Why use tracks?  Tracks serve 4 functions:

  1. Tracks make it possible to encode event delays very compactly.  A
     "classical" score has chorded notes and sequential notes; no
     overlapping notes.  That is, each event begins either simultaneous
     with or immediately following the previous event in that track.  So
     each event delay is either 0 or the same as the event's duration.
     This binary distinction requires only one bit of storage.

  2. Tracks represent the "voice tracks" in Common Music Notation.  CMN
     organizes a score in parallel staves, with one or two "voice tracks"
     per staff.  So one or two SMUS tracks represents a
     CMN staff.

  3. Tracks are a good match to available sound hardware.  We can use
     "instrument settings" in a track to store the timbre assignments for
     that track's notes.  The instrument setting may change over the track.

     Furthermore, tracks can help to allocate notes among available output
     channels or performance devices or tape recorder "tracks".  Tracks can
     also help to adapt polyphonic data to monophonic output channels.

  4. Tracks are a good match to simple sound software.  Each track is a
     place to hold state settings like "dynamic mark pp ", "time signature
     3/4", "mute this track", etc., just as it's a context for instrument
     settings.  This is a lot like a text stream with running "font" and
     "face" properties (attributes).  Running state is usually more compact
     than, say, storing an instrument setting in every note event.  It's
     also a useful way to organize "attributes" of notes.  With "running
     track state" we can define new note attributes in an upward- and
     backward-compatible way.

     Running track state can be expanded (run decoded) while loading a
     track into memory or while playing the track.  The runtime track
     state must be reinitialized every time the score is played.
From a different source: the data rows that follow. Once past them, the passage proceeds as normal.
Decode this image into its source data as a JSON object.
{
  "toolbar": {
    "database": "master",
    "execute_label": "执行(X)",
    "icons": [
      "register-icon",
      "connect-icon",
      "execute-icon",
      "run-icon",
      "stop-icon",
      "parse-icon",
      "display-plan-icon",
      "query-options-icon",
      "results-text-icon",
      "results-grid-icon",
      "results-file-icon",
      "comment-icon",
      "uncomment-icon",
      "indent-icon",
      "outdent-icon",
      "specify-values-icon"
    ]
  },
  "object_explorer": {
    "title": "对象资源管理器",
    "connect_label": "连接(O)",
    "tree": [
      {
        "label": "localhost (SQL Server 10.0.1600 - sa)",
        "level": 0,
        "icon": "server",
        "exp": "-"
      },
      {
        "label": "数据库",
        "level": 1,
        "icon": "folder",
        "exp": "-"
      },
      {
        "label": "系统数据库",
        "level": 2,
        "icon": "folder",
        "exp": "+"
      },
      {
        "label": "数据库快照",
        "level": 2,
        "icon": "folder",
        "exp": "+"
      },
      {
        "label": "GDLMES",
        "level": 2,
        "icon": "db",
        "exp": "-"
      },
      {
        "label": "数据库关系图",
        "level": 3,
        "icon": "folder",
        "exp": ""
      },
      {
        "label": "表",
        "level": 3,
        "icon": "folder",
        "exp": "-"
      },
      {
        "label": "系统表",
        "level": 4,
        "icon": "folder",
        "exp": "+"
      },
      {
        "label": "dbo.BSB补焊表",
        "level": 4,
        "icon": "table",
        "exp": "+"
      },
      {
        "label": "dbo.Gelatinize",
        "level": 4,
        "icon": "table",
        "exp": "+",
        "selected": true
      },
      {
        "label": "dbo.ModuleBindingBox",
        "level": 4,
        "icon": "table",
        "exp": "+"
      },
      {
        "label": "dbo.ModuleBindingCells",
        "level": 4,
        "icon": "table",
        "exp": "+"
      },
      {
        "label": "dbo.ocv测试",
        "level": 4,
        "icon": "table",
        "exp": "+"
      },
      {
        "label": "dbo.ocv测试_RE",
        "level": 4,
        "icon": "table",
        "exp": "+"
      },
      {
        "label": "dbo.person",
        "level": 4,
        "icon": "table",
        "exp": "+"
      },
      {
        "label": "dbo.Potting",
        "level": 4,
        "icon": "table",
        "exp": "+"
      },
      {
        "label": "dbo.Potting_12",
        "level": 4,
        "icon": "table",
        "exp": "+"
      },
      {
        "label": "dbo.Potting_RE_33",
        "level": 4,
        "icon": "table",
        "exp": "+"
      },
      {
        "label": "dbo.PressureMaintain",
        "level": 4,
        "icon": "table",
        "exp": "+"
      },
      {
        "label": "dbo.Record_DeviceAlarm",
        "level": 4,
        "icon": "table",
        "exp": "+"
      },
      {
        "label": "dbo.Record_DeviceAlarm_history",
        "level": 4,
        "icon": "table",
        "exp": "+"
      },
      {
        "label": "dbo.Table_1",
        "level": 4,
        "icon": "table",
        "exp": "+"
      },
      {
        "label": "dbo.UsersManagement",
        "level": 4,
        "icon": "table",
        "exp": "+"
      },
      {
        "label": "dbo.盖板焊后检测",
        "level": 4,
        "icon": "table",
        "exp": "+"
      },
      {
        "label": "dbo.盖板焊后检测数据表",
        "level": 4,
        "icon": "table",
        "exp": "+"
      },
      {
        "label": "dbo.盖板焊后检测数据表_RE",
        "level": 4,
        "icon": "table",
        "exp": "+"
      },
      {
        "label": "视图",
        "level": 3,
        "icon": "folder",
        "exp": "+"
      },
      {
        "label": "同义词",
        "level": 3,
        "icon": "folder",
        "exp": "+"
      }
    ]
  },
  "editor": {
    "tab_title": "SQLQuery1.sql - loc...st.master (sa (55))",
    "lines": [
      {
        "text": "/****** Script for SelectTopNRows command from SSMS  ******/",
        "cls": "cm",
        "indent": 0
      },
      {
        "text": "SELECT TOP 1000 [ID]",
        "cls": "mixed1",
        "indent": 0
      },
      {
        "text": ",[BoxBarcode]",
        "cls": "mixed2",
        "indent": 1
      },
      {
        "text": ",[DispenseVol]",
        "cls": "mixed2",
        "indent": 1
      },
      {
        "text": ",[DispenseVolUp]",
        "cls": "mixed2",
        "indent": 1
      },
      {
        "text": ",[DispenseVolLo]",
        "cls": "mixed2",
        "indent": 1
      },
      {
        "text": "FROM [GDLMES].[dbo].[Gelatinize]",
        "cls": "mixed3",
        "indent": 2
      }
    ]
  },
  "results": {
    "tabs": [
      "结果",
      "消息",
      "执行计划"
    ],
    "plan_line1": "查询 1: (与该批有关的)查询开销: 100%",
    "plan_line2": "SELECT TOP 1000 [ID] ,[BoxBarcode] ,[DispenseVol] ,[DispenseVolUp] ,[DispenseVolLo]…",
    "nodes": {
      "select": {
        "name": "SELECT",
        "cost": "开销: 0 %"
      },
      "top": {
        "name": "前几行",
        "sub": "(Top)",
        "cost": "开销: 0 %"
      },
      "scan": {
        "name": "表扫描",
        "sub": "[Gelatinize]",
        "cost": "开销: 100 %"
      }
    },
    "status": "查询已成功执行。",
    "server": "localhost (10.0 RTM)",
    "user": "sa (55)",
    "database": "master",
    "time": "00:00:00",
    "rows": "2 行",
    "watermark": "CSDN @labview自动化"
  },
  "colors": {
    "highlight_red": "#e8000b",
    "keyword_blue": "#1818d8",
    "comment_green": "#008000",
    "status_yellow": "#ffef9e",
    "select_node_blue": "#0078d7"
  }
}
Separated vs. interleaved tracks.  Multi-track data could be stored either
as separate event streams or interleaved into one stream.  To interleave
the streams, each event has to carry a "track number" attribute.

If we were designing an editable score format, we might interleave the
streams so that nearby events are stored nearby.  This helps when
searching the data, especially if you can't fit the entire score into
memory at once.  But it takes extra storage for the track numbers and may
take extra work to manipulate the interleaved tracks.

The musical score format FORM SMUS is intended for simple loading and
playback of small scores that fit entirely in main memory.  So we chose to
store its tracks separately.

There can be up to 255 tracks in a FORM SMUS.  Each track is stored as a
TRAK chunk.  The count of tracks (the number of TRAK chunks) is recorded
in the SHDR chunk at the beginning of the FORM SMUS.  The TRAK chunks
appear in numerical order 1, 2, 3, ....  This is also priority order, most
important track first. A player program that can handle up to N parallel
tracks should read the first N tracks and ignore any others.

The different tracks in a score may have different lengths.  This is true
both of storage length and of playback duration.